The explosion of films by talented young Americans doesn't show any signs of letting up. "Boiler Room," a first film by 28-year-old New York writer and director Ben Younger, though by no means perfect, has the kind of off-kilter quirkiness we always hope to find in a new filmmaker.

He's written a story about youth and greed that keeps threatening to slide into the enormous hole that was dug by Oliver Stone's "Wall Street" and polished by the film of David Mamet's "Glengarry Glen Ross;" but then leaps over the void and finds a new way to treat it. The film is the story of Seth (Giovanni Ribisi in a quirky piece of casting), a young Jewish Queens College dropout and prosperous proprietor of an illegal 24-hour casino in his apartment. But under pressure to quit from his federal-judge father (Ron Rifkin), whom he has never been able to please, he joins J.T. Marlin, a stock brokerage that's a boiler-room operation out off of Exit 53 on the Long Island Expressway.

Tiptoeing through the minefield of imitating both previous films, Younger manages to find new ways to illustrate what you might call the need for greed among today's young white boys, who spend their free time pretending to be black, hip-hop gangsta-rappers. They're millionaires without a conscience, because their work is to trap gullible investors by phone, and talk them into buying worthless, even nonexistent stocks; and then taking huge commissions on the sales. And though Seth makes thousands at his casino, he wants to make millions at J.T. Marlin.

Younger is not quite secure enough, or original enough as a filmmaker, to avoid the traps of imitation completely. On the one hand he's brought Ben Affleck in to reprise Alec Baldwin's role in "Glengarry Glen Ross" as the brutal, bullying company trainer, and we watch Affleck's scenes with plenty of deja vu.

On the other hand, he's cast the unearthly Ribisi as his lead and the bullet-headed Vin Diesel, who reminds us of a young Erich Von Stroheim, as his closest friend at the brokerage. One of the film's strongest elements is the transformation of Ribisi's mild, thoughtful young man into an arrogant, lying, viciously manipulative crook stealing money from his victims. The discontinuity between Ribisi's looks and his powerful new voice and actions is extraordinarily compelling. Along with Diesel, the two make an unlikely but successful pair on screen.

Younger isn't always that good, though. He gives us the beginning of a tentative affair between Seth and the firm's black receptionist Abby (Nia Long), who has an unseen daughter and a mother who must be taken care of, but then ends up using her only to trigger a deus ex machina finale involving the FBI and a redemptive action by Seth.
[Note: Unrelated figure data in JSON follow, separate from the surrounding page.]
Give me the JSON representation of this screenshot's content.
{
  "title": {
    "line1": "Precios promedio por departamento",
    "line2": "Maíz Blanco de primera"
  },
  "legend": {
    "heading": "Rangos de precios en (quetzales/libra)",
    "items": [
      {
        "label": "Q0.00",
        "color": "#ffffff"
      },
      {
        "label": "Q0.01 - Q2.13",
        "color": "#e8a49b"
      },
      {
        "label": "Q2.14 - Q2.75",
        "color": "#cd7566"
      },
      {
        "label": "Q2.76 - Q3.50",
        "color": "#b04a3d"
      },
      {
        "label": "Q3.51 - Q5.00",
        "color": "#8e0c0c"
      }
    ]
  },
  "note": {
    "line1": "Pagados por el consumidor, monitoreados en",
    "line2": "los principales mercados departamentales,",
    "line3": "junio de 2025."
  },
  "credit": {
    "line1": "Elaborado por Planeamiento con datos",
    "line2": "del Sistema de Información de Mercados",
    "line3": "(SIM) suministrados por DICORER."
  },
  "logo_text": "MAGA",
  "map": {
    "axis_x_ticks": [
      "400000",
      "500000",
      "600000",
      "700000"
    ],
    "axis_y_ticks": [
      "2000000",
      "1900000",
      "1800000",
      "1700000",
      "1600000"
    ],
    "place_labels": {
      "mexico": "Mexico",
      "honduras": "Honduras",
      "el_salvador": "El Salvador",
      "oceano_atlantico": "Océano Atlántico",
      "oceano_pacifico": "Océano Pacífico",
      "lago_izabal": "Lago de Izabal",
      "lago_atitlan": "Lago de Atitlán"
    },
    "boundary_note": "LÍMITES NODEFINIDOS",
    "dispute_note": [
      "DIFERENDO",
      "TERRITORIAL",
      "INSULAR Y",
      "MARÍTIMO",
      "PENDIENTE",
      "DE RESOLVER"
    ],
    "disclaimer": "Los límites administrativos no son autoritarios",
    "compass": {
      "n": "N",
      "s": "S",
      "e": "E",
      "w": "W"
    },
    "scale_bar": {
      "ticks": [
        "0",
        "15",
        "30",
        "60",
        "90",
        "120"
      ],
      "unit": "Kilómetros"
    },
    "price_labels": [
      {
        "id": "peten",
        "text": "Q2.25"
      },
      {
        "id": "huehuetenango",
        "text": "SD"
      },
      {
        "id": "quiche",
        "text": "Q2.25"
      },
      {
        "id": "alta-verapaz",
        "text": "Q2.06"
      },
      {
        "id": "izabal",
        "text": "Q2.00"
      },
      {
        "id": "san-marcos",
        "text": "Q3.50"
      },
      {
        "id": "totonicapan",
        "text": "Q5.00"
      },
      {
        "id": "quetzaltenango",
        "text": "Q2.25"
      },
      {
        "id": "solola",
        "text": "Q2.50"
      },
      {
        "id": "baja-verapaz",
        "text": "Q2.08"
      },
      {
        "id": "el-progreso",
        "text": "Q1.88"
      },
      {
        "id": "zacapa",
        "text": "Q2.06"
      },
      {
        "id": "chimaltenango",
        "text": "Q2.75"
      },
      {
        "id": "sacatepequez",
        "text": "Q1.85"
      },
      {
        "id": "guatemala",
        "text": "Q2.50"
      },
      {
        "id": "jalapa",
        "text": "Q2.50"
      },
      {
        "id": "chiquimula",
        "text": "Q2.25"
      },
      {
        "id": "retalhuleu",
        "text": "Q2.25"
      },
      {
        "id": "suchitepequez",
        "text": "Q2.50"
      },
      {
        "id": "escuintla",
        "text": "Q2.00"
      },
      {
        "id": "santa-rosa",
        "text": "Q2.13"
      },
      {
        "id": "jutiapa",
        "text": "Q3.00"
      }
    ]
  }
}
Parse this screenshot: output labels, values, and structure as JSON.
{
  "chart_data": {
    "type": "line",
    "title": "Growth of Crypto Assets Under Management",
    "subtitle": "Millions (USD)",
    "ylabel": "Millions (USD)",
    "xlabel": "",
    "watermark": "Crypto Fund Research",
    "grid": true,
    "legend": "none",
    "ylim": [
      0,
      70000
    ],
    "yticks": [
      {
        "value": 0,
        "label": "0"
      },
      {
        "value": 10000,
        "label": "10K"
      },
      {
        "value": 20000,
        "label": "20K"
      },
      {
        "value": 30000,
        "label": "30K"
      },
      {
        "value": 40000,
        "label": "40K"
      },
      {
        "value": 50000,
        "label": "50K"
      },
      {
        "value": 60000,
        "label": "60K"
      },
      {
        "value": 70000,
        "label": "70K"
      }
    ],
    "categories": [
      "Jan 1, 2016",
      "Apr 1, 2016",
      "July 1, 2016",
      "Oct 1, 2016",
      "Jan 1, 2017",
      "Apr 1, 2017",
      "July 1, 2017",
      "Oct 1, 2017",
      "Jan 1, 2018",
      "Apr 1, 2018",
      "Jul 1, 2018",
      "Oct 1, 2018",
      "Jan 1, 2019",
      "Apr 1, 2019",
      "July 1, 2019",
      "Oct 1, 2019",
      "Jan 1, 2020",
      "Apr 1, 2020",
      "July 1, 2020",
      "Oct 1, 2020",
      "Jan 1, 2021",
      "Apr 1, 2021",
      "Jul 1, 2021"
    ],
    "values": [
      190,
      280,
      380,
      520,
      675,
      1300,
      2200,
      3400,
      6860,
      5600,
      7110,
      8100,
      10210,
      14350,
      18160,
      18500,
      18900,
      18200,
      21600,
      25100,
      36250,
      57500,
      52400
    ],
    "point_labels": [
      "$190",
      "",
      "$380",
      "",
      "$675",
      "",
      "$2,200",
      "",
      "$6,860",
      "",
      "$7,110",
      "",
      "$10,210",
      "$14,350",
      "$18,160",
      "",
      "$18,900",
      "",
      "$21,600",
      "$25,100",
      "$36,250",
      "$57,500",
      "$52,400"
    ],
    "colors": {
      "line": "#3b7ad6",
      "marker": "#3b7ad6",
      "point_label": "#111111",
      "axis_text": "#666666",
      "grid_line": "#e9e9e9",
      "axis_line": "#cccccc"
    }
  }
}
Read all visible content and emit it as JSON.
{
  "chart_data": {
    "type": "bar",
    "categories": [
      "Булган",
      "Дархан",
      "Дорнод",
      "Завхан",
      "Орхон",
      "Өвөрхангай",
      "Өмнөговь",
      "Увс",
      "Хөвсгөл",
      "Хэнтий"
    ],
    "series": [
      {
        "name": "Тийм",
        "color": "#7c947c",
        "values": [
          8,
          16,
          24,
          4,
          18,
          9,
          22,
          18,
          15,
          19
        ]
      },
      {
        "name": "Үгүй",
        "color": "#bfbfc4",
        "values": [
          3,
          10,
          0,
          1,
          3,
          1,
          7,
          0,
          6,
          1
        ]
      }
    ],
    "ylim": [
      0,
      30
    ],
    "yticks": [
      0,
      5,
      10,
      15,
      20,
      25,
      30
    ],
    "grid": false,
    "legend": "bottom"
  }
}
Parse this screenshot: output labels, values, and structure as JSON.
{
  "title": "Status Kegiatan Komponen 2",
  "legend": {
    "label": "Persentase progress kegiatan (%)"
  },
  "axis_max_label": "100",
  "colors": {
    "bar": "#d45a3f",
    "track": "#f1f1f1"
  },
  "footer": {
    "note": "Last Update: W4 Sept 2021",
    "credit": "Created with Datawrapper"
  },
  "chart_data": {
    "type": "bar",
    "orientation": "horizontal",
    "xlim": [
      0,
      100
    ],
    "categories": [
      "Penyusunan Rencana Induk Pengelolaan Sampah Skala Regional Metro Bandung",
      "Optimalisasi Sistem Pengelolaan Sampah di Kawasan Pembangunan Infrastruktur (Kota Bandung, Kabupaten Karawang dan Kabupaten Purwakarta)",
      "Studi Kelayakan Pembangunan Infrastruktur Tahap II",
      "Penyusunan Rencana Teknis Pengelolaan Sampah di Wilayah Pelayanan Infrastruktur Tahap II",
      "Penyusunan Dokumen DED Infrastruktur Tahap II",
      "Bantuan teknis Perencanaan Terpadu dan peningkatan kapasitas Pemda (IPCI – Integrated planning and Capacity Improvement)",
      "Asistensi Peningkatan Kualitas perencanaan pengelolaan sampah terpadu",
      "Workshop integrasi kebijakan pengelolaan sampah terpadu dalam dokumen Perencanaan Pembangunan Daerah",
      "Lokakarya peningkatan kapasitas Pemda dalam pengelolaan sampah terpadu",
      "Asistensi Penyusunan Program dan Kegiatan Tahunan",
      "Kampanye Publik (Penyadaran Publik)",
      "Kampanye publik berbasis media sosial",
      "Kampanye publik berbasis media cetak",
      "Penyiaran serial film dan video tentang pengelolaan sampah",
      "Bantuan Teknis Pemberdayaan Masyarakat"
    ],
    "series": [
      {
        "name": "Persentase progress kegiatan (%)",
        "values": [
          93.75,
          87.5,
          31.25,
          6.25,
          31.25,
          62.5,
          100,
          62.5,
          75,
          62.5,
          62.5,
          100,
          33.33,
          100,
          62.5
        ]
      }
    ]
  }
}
What does work in the film, though, is a jagged, unexpected structure, edited as though through a prism, where he lets events and their meaning accumulate without strict regard for timelines and sequence, through a series of moments observed and discarded as soon as they make their points. In this all-male world, people comment snottily on each others' clothes; they watch "Wall Street" at Affleck's mansion (and recite the dialogue along with the film), a mansion furnished only with a tanning booth, a sofa, and a big-screen TV, and his Ferrari parked outside; and they fight over their commissions like ten-year-olds playing musical chairs. Younger has found a way to paper over the inherent unbelievability of such a firm by focusing on the men who work there, rather than on any larger meanings. He's also dealt with the ongoing love-hate relationship between father and son in a way that skirts caricature but thanks to good acting remains moving and valid. We will look forward to Younger's next film.